Spring cleaning means cleaning out the notebook and starting a new one that likely will get Philly cheesesteak spilled all over it next week.
The burning questions include Pat’s or Geno’s, and Boston College’s Johnny Gaudreau, without hesitation, endorsed Geno’s on Tuesday during a teleconference.
From near Philadelphia in Carneys Point, N.J., Gaudreau leads the nation in scoring, so perhaps his cheesesteak opinion carries a little extra weight, but in the name of journalistic integrity, I might have to test this myself (and happily carry a little extra weight).
Union College gets Boston College in the Frozen Four semifinals next Thursday at the Wells Fargo Center in Philly, and one of the contrasts between the teams is how much the Eagles rely on one scoring line, especially when compared to the balance up and down for Union, which rolls four lines and has gotten production out of all of them at various times.

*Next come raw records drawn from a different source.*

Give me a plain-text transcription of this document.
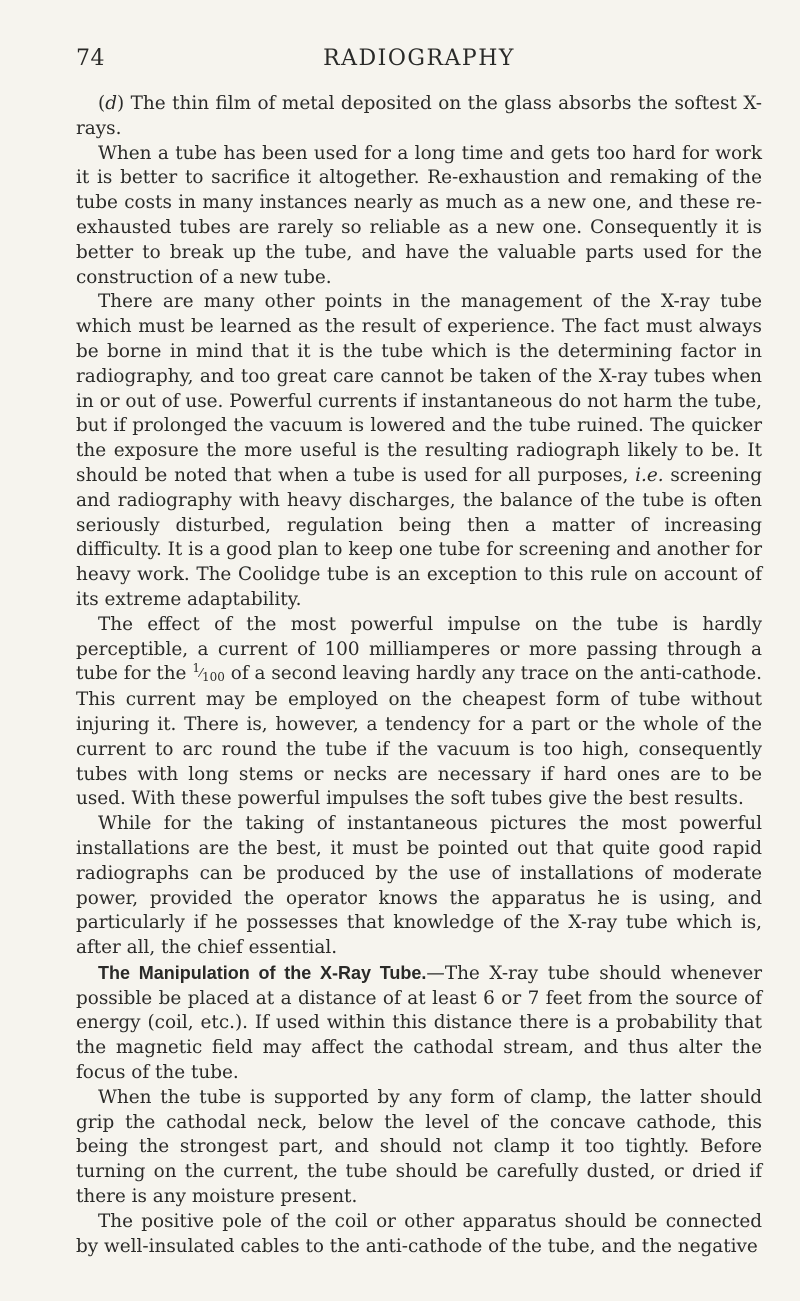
74	RADIOGRAPHY

(d) The thin film of metal deposited on the glass absorbs the softest X-rays.

When a tube has been used for a long time and gets too hard for work it is better to sacrifice it altogether. Re-exhaustion and remaking of the tube costs in many instances nearly as much as a new one, and these re-exhausted tubes are rarely so reliable as a new one. Consequently it is better to break up the tube, and have the valuable parts used for the construction of a new tube.

There are many other points in the management of the X-ray tube which must be learned as the result of experience. The fact must always be borne in mind that it is the tube which is the determining factor in radiography, and too great care cannot be taken of the X-ray tubes when in or out of use. Powerful currents if instantaneous do not harm the tube, but if prolonged the vacuum is lowered and the tube ruined. The quicker the exposure the more useful is the resulting radiograph likely to be. It should be noted that when a tube is used for all purposes, i.e. screening and radiography with heavy discharges, the balance of the tube is often seriously disturbed, regulation being then a matter of increasing difficulty. It is a good plan to keep one tube for screening and another for heavy work. The Coolidge tube is an exception to this rule on account of its extreme adaptability.

The effect of the most powerful impulse on the tube is hardly perceptible, a current of 100 milliamperes or more passing through a tube for the 1⁄100 of a second leaving hardly any trace on the anti-cathode. This current may be employed on the cheapest form of tube without injuring it. There is, however, a tendency for a part or the whole of the current to arc round the tube if the vacuum is too high, consequently tubes with long stems or necks are necessary if hard ones are to be used. With these powerful impulses the soft tubes give the best results.

While for the taking of instantaneous pictures the most powerful installations are the best, it must be pointed out that quite good rapid radiographs can be produced by the use of installations of moderate power, provided the operator knows the apparatus he is using, and particularly if he possesses that knowledge of the X-ray tube which is, after all, the chief essential.

The Manipulation of the X-Ray Tube.—The X-ray tube should whenever possible be placed at a distance of at least 6 or 7 feet from the source of energy (coil, etc.). If used within this distance there is a probability that the magnetic field may affect the cathodal stream, and thus alter the focus of the tube.

When the tube is supported by any form of clamp, the latter should grip the cathodal neck, below the level of the concave cathode, this being the strongest part, and should not clamp it too tightly. Before turning on the current, the tube should be carefully dusted, or dried if there is any moisture present.

The positive pole of the coil or other apparatus should be connected by well-insulated cables to the anti-cathode of the tube, and the negative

Can the Eagles get away with this against a Union team that has been praised repeatedly for the discipline in its stick positioning and closing speed to keep teams from getting comfortable in the offensive end?
Gaudreau plays on a line with Kevin Hayes centered by Bill Arnold, and they’ve accounted for almost 50 percent of Boston College’s goals this season. Gaudreau and Hayes are 1-2 in the nation in points, and Arnold is sixth.
The Dutchmen’s top line — Daniel Carr, Daniel Ciampini and Mike Vecchione — have scored 36 percent of Union’s goals, followed by Matt Hatch-Kevin Sullivan-Max Novak at 24 percent.
In six postseason games, the two lines each scored 10 goals, with Carr-Ciampini-Vecchione hot in the early games and the other line lighting it up in the last three games for eight goals and 17 points.
Union coach Rick Bennett called the Eagles’ top line “extremely dangerous,” but believes that the Dutchmen have the system and talent to counter it.
“There won’t be any big adjustment,” he said. “We’ve faced some very dangerous lines, so hopefully, that helps us and we can use that experience.”
Another question for Union is how junior defenseman Shayne Gostisbehere will handle the extra attention he faces as a draft pick of the Philadelphia Flyers.
It may not be long before Gostisbehere calls Wells Fargo his home ice.
Gostisbehere isn’t the type to let much rattle him, and Bennett’s lack of concern about the added media hype is consistent with the central theme of Union’s approach to its second Frozen Four in three years. The Dutchmen are comfortable in their own skin this time around.
“Shayne Gostisbehere plays for Union College; Shayne Gostisbehere doesn’t play for the Philadelphia Flyers,” Bennett said. “So it won’t be a big issue.”
Pat’s or Geno’s, on the other hand, will not be so easily resolved. At least I hope it won’t.